Si par contre je dis "faites çà parce que nous avons un but commun, que je sais mettre en évidence le but poursuivi par notre équipe, notre organisation et que pour arriver à ce but il faut faire telles choses", j’ai plus de chance de convaincre et de faire valoir effectivement quel est l’intérêt commun de l’équipe.


Quand on reçoit un ordre, on doit ressentir qu’il est donné dans un but que l’on comprend, ou que l’on peut comprendre et auquel on adhère.

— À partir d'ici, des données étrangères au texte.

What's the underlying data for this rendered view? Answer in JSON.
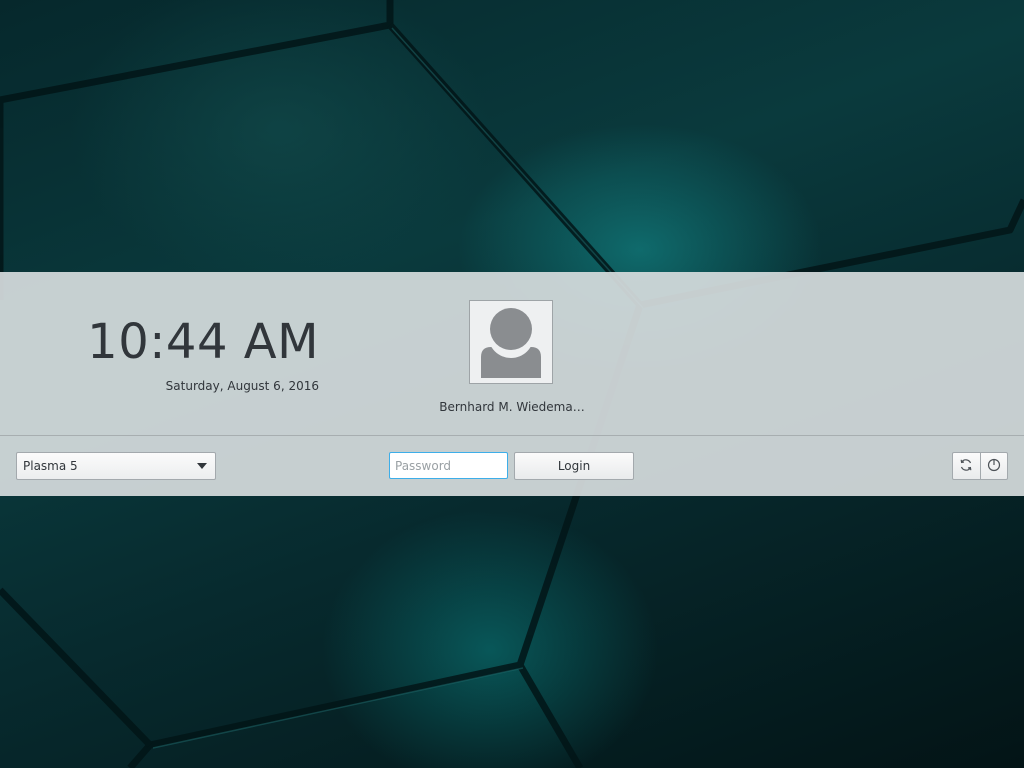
{
  "login": {
    "time": "10:44 AM",
    "date": "Saturday, August 6, 2016",
    "user_name": "Bernhard M. Wiedema…",
    "session_selected": "Plasma 5",
    "password_placeholder": "Password",
    "login_label": "Login"
  },
  "icons": {
    "avatar": "user-avatar-icon",
    "session_dropdown": "chevron-down-icon",
    "switch_user": "refresh-icon",
    "shutdown": "power-icon"
  },
  "colors": {
    "panel_bg": "#d5dcdd",
    "text": "#31363b",
    "focus_accent": "#3daee9"
  }
}
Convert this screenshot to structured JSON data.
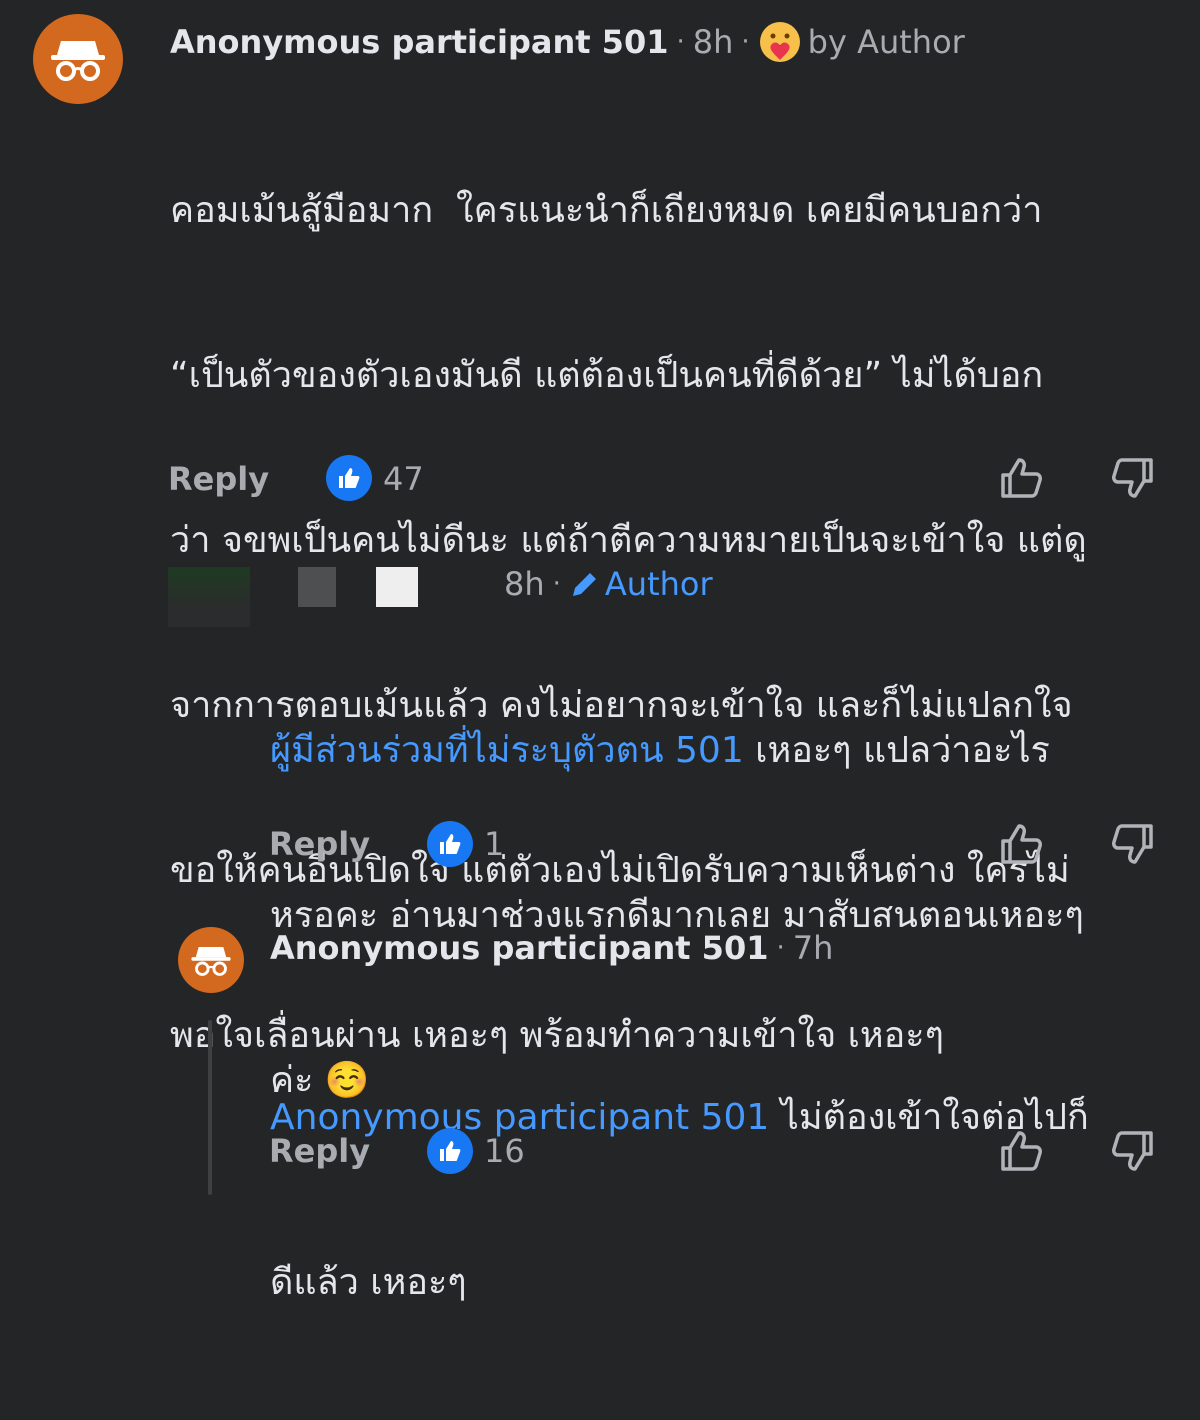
{
  "comment1": {
    "author": "Anonymous participant 501",
    "separator": "·",
    "time": "8h",
    "badge_label": "by Author",
    "lines": [
      "คอมเม้นสู้มือมาก  ใครแนะนำก็เถียงหมด เคยมีคนบอกว่า",
      "“เป็นตัวของตัวเองมันดี แต่ต้องเป็นคนที่ดีด้วย” ไม่ได้บอก",
      "ว่า จขพเป็นคนไม่ดีนะ แต่ถ้าตีความหมายเป็นจะเข้าใจ แต่ดู",
      "จากการตอบเม้นแล้ว คงไม่อยากจะเข้าใจ และก็ไม่แปลกใจ",
      "ขอให้คนอื่นเปิดใจ แต่ตัวเองไม่เปิดรับความเห็นต่าง ใครไม่",
      "พอใจเลื่อนผ่าน เหอะๆ พร้อมทำความเข้าใจ เหอะๆ"
    ],
    "reply_label": "Reply",
    "like_count": "47"
  },
  "comment2": {
    "time": "8h",
    "separator": "·",
    "badge_label": "Author",
    "mention": "ผู้มีส่วนร่วมที่ไม่ระบุตัวตน 501",
    "line1_rest": " เหอะๆ แปลว่าอะไร",
    "line2": "หรอคะ อ่านมาช่วงแรกดีมากเลย มาสับสนตอนเหอะๆ",
    "line3": "ค่ะ ☺️",
    "reply_label": "Reply",
    "like_count": "1"
  },
  "comment3": {
    "author": "Anonymous participant 501",
    "separator": "·",
    "time": "7h",
    "mention": "Anonymous participant 501",
    "line1_rest": " ไม่ต้องเข้าใจต่อไปก็",
    "line2": "ดีแล้ว เหอะๆ",
    "reply_label": "Reply",
    "like_count": "16"
  },
  "colors": {
    "background": "#242526",
    "text": "#e4e6eb",
    "muted": "#a8abaf",
    "mention": "#4599ff",
    "like_blue": "#1877f2",
    "avatar": "#d2691e"
  }
}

Ensuite, pour y arriver, différentes options possibles ou voies pour y arriver s’imposent, c’est la décision du responsable.


Mais le but, l’endroit où l’on va, doit être connu de ceux qui sont dirigés sinon l’abus s’installe :


- Soit la personne utilise son pouvoir pour elle-même.


- Soit elle méconnaît les personnes et non pas les choses.


Il n’y a pas légitimité à donner un ordre à une personne si c’est pour se servir de la personne qui perdrait à ce moment là sa réalité d’être une personne et donc un sujet pour être ramenée à un objet et être traitée comme une chose"
 .


L’autorité n’a donc pas à être centrée sur la personne qui l’exerce mais à être dirigée vers autrui.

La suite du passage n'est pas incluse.